ABSTRACT
Infrared thermographs (IRTs, also called thermal cameras) have been used to remotely measure elevated body temperature (BT) and respiratory rate (RR) during infectious disease outbreaks, such as COVID-19. To facilitate the fast measurement of BT and RR using IRTs in densely populated venues, it is desirable to have IRT algorithms that can automatically identify the best facial locations in thermal images to extract these vital signs.
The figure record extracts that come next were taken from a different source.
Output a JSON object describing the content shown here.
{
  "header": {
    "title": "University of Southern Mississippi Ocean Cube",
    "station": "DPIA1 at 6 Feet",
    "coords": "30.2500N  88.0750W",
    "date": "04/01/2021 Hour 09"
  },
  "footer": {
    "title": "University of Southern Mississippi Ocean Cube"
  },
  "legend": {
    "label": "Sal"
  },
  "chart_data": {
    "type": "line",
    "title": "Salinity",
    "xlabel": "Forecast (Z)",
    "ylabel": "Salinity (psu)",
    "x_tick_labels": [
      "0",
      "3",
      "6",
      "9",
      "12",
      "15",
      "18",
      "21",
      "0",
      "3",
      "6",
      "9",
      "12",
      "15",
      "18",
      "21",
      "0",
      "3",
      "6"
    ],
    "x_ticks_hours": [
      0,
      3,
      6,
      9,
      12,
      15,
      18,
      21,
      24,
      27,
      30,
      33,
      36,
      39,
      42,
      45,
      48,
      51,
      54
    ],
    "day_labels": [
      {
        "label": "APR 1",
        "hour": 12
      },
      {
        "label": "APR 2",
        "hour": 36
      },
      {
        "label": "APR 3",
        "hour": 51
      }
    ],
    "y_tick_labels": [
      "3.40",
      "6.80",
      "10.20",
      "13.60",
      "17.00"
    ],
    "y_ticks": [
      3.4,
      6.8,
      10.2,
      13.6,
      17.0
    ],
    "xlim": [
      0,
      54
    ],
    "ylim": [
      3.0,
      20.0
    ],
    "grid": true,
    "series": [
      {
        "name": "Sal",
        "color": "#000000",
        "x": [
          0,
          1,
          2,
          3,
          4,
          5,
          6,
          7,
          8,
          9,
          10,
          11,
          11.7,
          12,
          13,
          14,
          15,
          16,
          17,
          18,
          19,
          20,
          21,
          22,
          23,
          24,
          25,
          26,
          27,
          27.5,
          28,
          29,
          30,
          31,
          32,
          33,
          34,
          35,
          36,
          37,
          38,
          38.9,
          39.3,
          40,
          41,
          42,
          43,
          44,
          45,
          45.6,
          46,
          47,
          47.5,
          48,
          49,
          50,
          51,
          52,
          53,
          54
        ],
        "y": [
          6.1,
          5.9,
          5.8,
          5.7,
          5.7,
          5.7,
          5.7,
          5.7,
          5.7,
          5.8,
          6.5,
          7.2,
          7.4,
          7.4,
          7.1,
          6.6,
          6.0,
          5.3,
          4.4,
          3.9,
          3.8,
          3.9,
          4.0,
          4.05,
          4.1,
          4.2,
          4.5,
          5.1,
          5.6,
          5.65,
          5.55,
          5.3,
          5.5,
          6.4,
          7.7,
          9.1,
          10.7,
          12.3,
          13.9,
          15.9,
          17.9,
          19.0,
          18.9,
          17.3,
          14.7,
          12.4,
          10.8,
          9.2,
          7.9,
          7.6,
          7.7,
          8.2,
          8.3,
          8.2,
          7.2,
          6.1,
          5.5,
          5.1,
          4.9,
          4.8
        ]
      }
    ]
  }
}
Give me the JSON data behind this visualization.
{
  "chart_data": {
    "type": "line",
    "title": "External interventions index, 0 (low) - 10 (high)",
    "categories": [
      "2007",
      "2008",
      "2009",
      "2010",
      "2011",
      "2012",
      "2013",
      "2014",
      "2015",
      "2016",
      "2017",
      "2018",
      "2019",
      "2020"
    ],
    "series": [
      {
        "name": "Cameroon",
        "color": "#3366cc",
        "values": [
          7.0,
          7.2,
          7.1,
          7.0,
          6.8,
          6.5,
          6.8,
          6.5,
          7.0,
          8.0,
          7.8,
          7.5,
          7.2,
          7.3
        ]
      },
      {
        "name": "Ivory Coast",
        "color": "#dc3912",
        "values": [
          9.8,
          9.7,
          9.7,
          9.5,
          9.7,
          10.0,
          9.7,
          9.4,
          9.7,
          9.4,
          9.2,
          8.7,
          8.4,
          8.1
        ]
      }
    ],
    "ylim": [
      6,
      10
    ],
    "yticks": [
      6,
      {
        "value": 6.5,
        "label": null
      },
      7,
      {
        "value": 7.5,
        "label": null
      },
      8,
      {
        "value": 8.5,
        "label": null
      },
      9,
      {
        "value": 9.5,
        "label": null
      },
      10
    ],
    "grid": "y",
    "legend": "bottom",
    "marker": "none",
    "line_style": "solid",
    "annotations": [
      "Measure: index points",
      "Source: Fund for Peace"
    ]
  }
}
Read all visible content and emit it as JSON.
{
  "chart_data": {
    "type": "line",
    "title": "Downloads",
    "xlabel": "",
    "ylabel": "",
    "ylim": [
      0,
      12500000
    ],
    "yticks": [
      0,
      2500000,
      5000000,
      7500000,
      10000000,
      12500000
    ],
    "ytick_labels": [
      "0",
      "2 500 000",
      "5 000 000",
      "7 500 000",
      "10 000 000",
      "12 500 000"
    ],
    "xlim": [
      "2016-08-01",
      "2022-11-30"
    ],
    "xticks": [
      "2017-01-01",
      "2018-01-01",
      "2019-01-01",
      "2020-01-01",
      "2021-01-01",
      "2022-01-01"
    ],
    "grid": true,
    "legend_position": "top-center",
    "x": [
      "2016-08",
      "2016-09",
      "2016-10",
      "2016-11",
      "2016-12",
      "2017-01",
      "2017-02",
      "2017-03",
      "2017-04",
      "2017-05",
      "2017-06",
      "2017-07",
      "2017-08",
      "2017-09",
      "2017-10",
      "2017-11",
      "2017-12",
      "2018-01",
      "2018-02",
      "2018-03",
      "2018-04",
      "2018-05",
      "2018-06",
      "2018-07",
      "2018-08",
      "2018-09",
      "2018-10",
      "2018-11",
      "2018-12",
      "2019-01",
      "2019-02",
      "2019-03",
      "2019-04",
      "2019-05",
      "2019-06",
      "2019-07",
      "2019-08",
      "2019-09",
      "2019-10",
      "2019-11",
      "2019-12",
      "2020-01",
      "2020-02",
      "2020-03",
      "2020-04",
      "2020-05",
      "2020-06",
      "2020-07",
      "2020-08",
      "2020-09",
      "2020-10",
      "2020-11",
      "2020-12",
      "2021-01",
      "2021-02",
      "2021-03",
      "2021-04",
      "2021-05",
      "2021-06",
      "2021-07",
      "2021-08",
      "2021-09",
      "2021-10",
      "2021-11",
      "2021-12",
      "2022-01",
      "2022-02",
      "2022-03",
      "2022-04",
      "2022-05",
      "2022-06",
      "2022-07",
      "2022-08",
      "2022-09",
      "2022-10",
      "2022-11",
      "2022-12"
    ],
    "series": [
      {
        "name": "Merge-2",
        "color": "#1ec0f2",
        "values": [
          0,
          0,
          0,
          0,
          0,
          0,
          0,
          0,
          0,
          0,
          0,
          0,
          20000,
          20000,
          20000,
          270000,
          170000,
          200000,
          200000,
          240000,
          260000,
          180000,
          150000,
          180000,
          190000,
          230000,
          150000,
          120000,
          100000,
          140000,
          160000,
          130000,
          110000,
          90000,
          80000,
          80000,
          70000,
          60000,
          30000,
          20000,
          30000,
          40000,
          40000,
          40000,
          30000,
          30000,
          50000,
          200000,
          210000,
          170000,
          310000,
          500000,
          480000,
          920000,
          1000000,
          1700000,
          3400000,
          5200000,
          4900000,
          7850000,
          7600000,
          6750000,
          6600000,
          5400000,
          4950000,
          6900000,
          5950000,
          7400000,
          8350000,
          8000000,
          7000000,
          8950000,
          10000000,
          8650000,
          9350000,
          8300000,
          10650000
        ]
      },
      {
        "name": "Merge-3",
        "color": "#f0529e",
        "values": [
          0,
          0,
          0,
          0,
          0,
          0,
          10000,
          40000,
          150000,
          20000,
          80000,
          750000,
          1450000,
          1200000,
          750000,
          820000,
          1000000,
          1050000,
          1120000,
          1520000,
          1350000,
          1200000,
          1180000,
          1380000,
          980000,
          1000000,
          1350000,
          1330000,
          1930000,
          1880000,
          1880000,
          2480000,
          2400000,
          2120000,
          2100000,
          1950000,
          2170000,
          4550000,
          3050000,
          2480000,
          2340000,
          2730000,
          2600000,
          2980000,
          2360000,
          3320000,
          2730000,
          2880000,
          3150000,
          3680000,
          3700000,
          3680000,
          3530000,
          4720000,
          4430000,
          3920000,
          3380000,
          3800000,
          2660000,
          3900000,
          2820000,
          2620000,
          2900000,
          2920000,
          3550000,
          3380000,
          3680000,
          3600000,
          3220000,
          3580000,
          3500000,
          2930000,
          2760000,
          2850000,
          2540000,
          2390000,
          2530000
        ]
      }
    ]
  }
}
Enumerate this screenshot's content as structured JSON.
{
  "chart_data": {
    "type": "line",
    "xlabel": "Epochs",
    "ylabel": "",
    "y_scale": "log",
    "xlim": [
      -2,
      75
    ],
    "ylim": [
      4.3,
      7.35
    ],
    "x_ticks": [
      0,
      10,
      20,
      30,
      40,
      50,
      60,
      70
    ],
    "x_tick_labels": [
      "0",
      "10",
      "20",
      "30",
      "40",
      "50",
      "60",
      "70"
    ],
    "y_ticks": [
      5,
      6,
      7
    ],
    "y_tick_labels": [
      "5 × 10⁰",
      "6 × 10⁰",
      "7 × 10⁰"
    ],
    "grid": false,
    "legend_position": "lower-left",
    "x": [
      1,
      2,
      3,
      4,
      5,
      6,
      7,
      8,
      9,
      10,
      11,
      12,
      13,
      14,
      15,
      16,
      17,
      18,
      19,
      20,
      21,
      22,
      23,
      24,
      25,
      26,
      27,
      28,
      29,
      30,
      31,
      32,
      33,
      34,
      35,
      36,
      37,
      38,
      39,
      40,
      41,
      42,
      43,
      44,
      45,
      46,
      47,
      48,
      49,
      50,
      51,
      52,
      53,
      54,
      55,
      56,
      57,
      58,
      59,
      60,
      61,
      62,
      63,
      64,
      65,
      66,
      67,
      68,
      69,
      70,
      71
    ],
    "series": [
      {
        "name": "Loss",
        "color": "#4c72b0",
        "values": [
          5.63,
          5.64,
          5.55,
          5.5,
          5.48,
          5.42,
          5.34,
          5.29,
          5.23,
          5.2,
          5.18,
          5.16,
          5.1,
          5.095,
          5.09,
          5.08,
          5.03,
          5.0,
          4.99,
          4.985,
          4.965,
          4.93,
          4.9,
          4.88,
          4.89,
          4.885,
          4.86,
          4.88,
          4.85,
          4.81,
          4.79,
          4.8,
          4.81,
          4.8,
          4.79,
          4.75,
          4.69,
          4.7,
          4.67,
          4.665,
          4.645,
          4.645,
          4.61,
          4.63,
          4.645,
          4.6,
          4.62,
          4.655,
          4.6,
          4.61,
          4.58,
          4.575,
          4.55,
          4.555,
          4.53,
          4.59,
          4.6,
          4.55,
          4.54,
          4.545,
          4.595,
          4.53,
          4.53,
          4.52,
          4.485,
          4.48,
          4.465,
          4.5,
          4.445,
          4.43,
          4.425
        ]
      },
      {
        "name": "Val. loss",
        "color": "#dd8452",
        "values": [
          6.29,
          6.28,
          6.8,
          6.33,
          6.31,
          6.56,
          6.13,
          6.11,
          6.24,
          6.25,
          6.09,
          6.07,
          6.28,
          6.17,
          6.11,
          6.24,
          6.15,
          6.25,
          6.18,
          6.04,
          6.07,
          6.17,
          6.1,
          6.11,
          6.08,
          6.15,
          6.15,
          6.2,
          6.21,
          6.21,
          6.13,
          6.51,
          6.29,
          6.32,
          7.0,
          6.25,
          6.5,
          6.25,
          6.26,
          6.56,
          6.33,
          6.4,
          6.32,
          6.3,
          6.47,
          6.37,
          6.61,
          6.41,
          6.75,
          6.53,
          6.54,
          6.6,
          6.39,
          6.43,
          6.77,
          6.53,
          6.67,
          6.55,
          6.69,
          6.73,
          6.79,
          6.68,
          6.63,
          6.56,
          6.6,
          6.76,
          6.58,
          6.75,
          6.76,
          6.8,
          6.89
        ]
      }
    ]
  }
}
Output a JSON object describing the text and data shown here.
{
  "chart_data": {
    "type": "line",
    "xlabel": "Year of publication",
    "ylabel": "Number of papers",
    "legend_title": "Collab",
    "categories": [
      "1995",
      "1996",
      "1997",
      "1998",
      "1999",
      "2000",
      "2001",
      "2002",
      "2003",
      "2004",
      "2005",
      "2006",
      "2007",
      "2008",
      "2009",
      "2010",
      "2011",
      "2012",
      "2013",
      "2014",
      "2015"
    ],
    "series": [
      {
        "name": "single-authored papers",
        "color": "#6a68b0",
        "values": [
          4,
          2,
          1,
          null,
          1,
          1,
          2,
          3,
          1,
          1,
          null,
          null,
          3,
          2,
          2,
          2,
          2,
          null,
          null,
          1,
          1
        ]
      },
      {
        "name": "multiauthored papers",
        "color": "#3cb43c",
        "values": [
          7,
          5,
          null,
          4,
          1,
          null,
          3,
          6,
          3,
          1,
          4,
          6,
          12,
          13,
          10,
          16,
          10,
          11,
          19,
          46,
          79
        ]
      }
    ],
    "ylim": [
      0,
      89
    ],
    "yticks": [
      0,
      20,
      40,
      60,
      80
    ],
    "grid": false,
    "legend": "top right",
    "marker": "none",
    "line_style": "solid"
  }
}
The IEC 80601-2-59:2017 standard suggests that the regions medially adjacent to the inner canthi of the eyes are robust BT measurement sites. The nostril regions, on the other hand, are often used for RR estimation. However, it is more difficult to automatically identify inner canthi and nostrils in thermal images than in visible-light images, which are rich with exploitable features. In this paper, a unique system that can detect inner canthi and outer nostril edges directly in thermal images in two phases is introduced. In Phase I, original thermal images were processed in four different ways to enhance facial features to facilitate inner canthus and nostril detection. In Phase II, landmarks of the inner canthi and outer nostril edges were detected in two steps: (1) face detection using the Single Shot Multibox Detector (SSD) and (2) facial landmark detection to locate the inner canthi and outer nostril edges. The face detection, facial landmark detection, and overall system accuracies were evaluated using the intersection over union, normalized Euclidean distance, and success detection rate metrics on a set of 36 thermal images collected from 12 subjects using three different IRTs. Additional validation was performed on a subset of 40 random thermal images from the publicly available Tufts Face Database. The results revealed that the processed images - referred to as ICLIP images - yielded the highest landmark localization accuracy from the four types of processed thermal images, verifying that the system can automatically and accurately estimate the inner canthus and nostril locations in thermal images. The proposed system can be applied in IRT algorithms to provide reliable temperature measurements and RR estimates during infectious disease outbreaks. © 2013 IEEE.
ABSTRACT
Infrared thermographs (IRTs) implemented according to standardized best practices have shown strong potential for detecting elevated body temperatures (EBT), which may be useful in clinical settings and during infectious disease epidemics. However, optimal IRT calibration methods have not been established and the clinical performance of these devices relative to the more common non-contact infrared thermometers (NCITs) remains unclear. In addition to confirming the findings of our preliminary analysis of clinical study results, the primary intent of this study was to compare methods for IRT calibration and identify best practices for assessing the performance of IRTs intended to detect EBT. A key secondary aim was to compare IRT clinical accuracy to that of NCITs. We performed a clinical thermographic imaging study of more than 1000 subjects, acquiring temperature data from several facial locations that, along with reference oral temperatures, were used to calibrate two IRT systems based on seven different regression methods. Oral temperatures imputed from facial data were used to evaluate IRT clinical accuracy based on metrics such as clinical bias (Δcb), repeatability, root-mean-square difference, and sensitivity/specificity. We proposed several calibration approaches designed to account for the non-uniform data density across the temperature range and a constant offset approach tended to show better ability to detect EBT. As in our prior study, inner canthi or full-face maximum temperatures provided the highest clinical accuracy. With an optimal calibration approach, these methods achieved a Δcb between ±0.03 °C with standard deviation (σΔcb) less than 0.3 °C, and sensitivity/specificity between 84% and 94%. Results of forehead-center measurements with NCITs or IRTs indicated reduced performance. An analysis of the complete clinical data set confirms the essential findings of our preliminary evaluation, with minor differences. Our findings provide novel insights into methods and metrics for the clinical accuracy assessment of IRTs. Furthermore, our results indicate that calibration approaches providing the highest clinical accuracy in the 37-38.5 °C range may be most effective for measuring EBT. While device performance depends on many factors, IRTs can provide superior performance to NCITs.